Prepared by Jeff Halley, Senior Market Analyst
Trump wins best trade Oscar with early morning Tweet
Asia’s markets are poised for a positive open today as President Trump tweeted he is extending the US-China 1 March trade talk deadline this morning. Despite his very public spat with chief trade negotiator Robert Lighthizer over MOU agreements, the President now seems satisfied that sufficient headway has been made by both sides over the weekend to justify an extension. It would appear the US has successfully played hardball during the talks and a trade deal – should it emerge – could fundamentally reset how China does business with the world.
I can almost hear the collective sigh of relief in the region this morning because the Asia Pacific economies are so closely tied to the fortunes of China now that ripples are felt far and wide. In light of President Trump’s response, the regional FX and stock markets could have a very positive day, led by Chinese equities, which enjoyed their best run in nearly a year last week.

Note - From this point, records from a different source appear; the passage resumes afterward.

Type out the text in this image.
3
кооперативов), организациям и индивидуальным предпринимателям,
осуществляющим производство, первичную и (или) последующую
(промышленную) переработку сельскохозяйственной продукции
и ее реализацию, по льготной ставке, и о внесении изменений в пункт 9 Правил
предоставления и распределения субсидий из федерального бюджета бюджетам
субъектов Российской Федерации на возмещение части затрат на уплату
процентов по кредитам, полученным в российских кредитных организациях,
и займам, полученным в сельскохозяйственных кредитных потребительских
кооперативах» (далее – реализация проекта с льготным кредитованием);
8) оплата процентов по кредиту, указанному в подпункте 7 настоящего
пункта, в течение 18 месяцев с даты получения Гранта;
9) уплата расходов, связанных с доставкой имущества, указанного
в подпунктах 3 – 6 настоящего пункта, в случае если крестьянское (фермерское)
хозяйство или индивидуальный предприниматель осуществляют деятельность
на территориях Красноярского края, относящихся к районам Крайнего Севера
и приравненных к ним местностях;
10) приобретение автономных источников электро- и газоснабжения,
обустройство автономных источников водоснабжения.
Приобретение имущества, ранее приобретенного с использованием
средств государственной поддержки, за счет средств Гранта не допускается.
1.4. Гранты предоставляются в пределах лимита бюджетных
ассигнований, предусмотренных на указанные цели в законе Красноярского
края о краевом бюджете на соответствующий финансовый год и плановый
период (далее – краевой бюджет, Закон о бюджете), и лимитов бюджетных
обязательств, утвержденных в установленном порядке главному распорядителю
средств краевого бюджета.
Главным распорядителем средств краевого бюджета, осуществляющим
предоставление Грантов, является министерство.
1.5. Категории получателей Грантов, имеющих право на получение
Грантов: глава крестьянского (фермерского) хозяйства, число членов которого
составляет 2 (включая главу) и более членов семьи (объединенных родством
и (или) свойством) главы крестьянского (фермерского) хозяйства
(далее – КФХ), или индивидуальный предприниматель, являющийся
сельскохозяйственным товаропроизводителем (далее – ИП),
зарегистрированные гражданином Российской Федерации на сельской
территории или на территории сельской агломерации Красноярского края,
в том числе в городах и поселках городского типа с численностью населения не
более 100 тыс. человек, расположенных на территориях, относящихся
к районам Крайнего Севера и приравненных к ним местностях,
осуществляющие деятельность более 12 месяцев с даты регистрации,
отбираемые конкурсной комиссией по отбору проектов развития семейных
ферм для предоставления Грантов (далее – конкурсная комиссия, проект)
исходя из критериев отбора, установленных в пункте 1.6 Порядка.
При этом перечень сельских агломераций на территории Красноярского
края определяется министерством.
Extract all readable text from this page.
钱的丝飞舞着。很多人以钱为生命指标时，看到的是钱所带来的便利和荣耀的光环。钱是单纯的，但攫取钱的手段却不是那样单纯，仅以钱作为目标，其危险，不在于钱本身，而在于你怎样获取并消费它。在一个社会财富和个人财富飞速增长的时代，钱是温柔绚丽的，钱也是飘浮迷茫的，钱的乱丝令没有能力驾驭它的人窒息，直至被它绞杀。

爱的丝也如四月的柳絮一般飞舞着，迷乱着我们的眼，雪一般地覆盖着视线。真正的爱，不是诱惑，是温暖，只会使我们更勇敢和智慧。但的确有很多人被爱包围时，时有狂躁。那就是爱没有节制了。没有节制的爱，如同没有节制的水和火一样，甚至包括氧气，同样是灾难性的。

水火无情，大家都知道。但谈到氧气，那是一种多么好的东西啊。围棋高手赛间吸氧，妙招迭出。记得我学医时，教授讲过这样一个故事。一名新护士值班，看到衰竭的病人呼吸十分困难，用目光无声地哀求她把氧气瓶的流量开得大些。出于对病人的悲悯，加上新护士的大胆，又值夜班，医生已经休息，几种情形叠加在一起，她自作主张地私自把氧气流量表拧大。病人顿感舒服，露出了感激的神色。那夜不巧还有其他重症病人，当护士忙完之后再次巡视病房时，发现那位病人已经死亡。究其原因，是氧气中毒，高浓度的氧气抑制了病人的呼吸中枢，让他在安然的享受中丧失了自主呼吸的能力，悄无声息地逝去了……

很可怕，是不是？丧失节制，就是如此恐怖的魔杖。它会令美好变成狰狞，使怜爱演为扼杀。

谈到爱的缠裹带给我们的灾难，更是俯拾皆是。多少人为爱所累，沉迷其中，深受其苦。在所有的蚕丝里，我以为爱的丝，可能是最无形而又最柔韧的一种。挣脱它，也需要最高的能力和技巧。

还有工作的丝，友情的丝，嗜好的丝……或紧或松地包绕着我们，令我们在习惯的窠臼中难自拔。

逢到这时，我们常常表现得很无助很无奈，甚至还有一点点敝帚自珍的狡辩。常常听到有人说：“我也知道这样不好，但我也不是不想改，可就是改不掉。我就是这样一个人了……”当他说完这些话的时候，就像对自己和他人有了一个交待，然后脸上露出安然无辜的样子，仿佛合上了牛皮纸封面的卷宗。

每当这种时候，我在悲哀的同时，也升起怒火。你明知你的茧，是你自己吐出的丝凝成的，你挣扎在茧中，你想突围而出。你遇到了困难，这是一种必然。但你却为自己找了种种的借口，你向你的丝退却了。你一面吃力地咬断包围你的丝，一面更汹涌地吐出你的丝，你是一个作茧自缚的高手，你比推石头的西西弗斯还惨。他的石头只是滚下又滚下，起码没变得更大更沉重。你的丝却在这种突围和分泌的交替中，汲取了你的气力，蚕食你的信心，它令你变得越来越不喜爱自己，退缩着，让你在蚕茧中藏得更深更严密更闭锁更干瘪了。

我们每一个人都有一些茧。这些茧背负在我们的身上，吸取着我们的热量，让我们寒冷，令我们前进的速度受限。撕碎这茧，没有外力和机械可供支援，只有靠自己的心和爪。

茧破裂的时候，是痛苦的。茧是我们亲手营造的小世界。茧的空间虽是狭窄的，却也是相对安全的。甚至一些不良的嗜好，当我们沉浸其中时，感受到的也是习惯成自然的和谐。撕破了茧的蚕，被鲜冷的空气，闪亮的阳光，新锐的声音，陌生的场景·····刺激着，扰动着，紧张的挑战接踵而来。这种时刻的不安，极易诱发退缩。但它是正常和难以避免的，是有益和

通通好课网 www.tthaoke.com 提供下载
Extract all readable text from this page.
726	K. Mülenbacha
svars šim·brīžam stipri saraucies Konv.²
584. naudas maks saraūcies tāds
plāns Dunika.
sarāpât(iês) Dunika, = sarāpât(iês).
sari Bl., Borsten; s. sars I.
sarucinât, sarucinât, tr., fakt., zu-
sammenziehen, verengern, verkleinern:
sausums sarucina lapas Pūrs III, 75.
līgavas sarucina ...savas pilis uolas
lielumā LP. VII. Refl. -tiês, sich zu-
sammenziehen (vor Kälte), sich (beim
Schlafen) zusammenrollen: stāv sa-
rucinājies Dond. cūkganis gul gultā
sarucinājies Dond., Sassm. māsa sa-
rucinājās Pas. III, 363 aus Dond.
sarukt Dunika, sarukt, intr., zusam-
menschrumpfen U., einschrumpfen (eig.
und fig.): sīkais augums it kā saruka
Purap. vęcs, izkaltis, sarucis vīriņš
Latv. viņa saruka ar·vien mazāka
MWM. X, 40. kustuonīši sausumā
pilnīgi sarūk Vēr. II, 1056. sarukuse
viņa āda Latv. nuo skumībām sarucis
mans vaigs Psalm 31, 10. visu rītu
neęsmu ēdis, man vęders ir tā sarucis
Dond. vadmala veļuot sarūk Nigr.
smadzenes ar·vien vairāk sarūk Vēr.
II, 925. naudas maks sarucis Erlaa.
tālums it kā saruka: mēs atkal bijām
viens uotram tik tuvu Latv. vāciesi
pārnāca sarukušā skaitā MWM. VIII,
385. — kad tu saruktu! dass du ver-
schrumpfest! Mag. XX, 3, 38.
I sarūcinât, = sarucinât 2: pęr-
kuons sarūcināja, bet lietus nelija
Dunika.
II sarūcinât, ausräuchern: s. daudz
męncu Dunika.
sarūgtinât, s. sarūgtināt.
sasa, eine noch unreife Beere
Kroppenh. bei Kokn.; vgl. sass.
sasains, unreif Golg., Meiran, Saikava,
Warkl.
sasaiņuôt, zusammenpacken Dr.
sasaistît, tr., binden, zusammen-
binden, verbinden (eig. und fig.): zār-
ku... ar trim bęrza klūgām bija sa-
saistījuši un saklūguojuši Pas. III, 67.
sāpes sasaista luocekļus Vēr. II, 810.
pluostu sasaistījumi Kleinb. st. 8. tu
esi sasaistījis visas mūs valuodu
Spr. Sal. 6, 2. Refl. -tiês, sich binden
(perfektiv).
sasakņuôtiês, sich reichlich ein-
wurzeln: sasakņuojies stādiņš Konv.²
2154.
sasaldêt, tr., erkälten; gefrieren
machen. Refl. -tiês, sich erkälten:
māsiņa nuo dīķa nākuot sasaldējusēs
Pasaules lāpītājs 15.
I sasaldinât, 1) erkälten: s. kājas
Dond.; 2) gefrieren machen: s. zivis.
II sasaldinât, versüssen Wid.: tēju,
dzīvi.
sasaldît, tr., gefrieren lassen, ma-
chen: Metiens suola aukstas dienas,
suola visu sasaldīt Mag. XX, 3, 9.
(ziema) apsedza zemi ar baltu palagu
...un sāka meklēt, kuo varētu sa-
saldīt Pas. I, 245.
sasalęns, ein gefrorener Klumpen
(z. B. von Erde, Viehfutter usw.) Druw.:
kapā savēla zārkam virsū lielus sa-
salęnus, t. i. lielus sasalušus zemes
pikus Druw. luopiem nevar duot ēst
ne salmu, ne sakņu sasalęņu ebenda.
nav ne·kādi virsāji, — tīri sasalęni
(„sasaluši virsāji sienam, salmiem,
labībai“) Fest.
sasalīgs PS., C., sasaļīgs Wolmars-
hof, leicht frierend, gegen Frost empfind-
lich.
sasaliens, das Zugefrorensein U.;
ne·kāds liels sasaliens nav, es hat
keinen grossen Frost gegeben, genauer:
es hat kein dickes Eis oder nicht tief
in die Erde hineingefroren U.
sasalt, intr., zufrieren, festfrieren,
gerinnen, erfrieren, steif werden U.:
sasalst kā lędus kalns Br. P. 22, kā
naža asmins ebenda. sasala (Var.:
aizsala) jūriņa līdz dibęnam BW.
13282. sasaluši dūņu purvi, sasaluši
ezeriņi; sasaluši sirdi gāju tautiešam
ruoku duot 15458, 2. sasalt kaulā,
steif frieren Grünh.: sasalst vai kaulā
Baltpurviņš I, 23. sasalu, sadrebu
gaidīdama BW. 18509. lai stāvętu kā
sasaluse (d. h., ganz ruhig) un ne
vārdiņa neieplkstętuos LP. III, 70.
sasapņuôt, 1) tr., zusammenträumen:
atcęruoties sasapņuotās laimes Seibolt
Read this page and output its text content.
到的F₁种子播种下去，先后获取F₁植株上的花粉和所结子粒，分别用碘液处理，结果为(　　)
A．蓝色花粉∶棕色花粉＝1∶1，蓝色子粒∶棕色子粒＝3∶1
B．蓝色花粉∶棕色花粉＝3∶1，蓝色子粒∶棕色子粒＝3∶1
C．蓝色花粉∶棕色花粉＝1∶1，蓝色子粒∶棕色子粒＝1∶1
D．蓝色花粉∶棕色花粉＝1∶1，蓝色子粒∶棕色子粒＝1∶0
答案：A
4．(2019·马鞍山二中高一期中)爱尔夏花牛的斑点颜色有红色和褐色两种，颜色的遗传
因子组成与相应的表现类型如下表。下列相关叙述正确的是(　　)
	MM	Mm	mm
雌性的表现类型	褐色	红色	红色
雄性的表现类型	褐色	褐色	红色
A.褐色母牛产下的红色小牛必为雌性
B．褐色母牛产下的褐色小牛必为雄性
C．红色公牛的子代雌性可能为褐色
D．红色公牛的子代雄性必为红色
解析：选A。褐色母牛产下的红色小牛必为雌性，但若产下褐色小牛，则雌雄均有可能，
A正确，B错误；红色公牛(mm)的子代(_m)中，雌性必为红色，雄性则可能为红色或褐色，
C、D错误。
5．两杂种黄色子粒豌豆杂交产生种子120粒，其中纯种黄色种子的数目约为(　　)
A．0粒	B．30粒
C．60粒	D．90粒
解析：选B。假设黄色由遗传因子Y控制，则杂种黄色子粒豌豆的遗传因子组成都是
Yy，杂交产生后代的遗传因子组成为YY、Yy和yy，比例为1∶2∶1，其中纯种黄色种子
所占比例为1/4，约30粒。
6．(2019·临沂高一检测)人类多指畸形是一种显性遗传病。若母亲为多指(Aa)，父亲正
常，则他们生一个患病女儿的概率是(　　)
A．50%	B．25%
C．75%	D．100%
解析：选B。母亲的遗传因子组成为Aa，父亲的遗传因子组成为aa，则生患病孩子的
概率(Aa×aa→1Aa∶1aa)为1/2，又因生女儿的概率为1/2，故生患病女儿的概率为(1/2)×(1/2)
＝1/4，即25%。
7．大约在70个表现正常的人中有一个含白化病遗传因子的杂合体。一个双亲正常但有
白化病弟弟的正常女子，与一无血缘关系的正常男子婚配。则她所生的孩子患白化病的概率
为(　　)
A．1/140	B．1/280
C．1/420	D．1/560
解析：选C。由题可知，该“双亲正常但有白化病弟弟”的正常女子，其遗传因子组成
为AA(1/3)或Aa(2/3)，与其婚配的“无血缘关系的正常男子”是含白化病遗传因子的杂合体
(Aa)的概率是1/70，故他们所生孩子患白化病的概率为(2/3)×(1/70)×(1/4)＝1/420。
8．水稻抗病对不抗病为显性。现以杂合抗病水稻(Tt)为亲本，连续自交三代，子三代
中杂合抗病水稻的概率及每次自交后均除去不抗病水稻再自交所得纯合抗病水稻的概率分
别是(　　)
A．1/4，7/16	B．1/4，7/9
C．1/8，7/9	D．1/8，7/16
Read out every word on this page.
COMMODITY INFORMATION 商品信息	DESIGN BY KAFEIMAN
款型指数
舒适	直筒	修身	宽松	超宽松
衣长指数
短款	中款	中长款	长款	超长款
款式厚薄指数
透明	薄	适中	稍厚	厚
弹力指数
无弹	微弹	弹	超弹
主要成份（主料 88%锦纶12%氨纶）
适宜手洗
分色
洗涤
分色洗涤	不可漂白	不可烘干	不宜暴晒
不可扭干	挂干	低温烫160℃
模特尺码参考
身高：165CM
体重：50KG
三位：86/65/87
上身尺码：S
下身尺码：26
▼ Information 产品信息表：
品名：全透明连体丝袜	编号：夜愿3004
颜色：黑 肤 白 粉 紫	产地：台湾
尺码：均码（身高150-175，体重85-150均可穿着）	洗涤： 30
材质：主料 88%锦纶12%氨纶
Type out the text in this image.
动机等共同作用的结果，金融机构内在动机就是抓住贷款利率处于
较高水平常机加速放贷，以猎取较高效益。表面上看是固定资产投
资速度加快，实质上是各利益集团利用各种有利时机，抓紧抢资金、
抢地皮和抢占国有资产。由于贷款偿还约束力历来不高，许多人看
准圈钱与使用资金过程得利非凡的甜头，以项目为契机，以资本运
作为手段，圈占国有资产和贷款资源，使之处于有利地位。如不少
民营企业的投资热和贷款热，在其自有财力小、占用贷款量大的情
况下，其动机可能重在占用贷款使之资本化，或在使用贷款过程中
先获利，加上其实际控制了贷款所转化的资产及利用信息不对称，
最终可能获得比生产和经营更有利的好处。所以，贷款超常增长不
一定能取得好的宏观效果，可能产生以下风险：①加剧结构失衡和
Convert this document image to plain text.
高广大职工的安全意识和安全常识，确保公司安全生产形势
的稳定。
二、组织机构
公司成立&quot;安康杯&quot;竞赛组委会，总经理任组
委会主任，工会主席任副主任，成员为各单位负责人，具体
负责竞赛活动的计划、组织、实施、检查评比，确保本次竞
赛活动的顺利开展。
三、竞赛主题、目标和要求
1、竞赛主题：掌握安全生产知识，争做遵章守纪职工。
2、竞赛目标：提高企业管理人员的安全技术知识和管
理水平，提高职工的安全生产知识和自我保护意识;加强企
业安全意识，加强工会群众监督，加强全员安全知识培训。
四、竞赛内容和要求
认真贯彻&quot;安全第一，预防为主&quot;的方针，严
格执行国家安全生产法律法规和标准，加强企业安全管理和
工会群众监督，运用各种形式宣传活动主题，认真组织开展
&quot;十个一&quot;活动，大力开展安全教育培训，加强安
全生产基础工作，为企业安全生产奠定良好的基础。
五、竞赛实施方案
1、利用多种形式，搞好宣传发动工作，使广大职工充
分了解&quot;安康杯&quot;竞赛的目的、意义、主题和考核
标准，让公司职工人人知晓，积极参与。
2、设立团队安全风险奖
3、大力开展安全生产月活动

As Chinese negotiators head back to Beijing, President Trump will jump onto Air Force One seeking a follow on-performance in Vietnam at the two-day denuclearisation summit with North Korean leader Kim Jong-un. The impact this summit has on the markets should be negligible as the trade talk afterglow will be the only game in town. That said, with two such gregarious personalities at the helm, you can never say never when it comes to potential news headlines.
Federal Reserve Governor Jerome Powell will be up front and centre this week, undertaking a plethora of speaking engagements as well as testifying on Capitol Hill on Tuesday and Wednesday. In addition, several of his Federal Reserve colleagues will also be speaking, so the street will be looking for soothing comments about the future size of the balance sheet – the bigger the better – and insights into future rate hikes.
In terms of data, Friday’s US Personal Consumption figures look to be a highlight this week. This is being closely watched by the Fed with the market expecting 1.90%. China’s official and Caixin Manufacturing PMIs will also be released on Thursday and Friday respectively. Given the almost supernatural ability official China data has in terms of hitting forecasts, the Caixin should be more closely watched.
In other news, UK Prime Minister Theresa May has delayed Parliament’s Brexit vote by two weeks to mid-March. Noise from London and Brussels seems to point increasingly to an extension of Article 50 in order to avoid a hard Brexit on 29 March. The British are talking two months, the Europeans two years. My heart says the former, my head the latter. I am not sure the British people (or indeed the world) can face another two years of Brexit.
Regional currencies could enjoy a positive day following Trump’s trade tweet. The talks have hung like a dark cloud over emerging Asia despite the fact stocks markets have bounced aggressively since January. Questions still linger about just how China will “manage” its currency or even if will agree to, but this should be lost in the post-trade-talk afterglow this week.
The Aussie dollar (AUD) has washed off the coal dust as China clarified the difference between blocking coal imports from Australia, and delaying ship unloading to assess its “environmental” impact. The AUD had already made back much of its 1% losses last week, rising 0.56% on Friday to 0.7150. With such a high beta to China, the Aussie dollar and its Kiwi cousin are poised to start the week from strong gains.
The British Pound (GBP) has held onto much of last week’s gains, buoyed by talk of an Article 50 extension. The theme should continue initially after the weekend press suggested a two-year extension could be on the table. Beware headlines and reality however as being long over 1.3100 in recent times has proved a hazardous strategy.
Given US-China trade talk progress and Wall Street’s positive finish on Friday, regional bourses should be firmly in the green as this week starts. China could lead the way, showing signs of life last week after months of being anchored to the sea floor, having been battered by Typhoon Tariff.
Gold could come under pressure today as investors move from safe havens to higher-risk assets. The technical picture, however, remains resilient and gold should still find friends on dips ahead of the Trump Kim summit mid-week. The US dollar could suffer the same fate as risk-seeking traders look to emerging markets, which could be supportive for gold as well.
Oil has enjoyed a bright start already, with Brent and WTI both jumping USD0.50. The trade-talk news will be energy nirvana for oil because the receding tariff threat will be interpreted as very positive for global consumption going forward.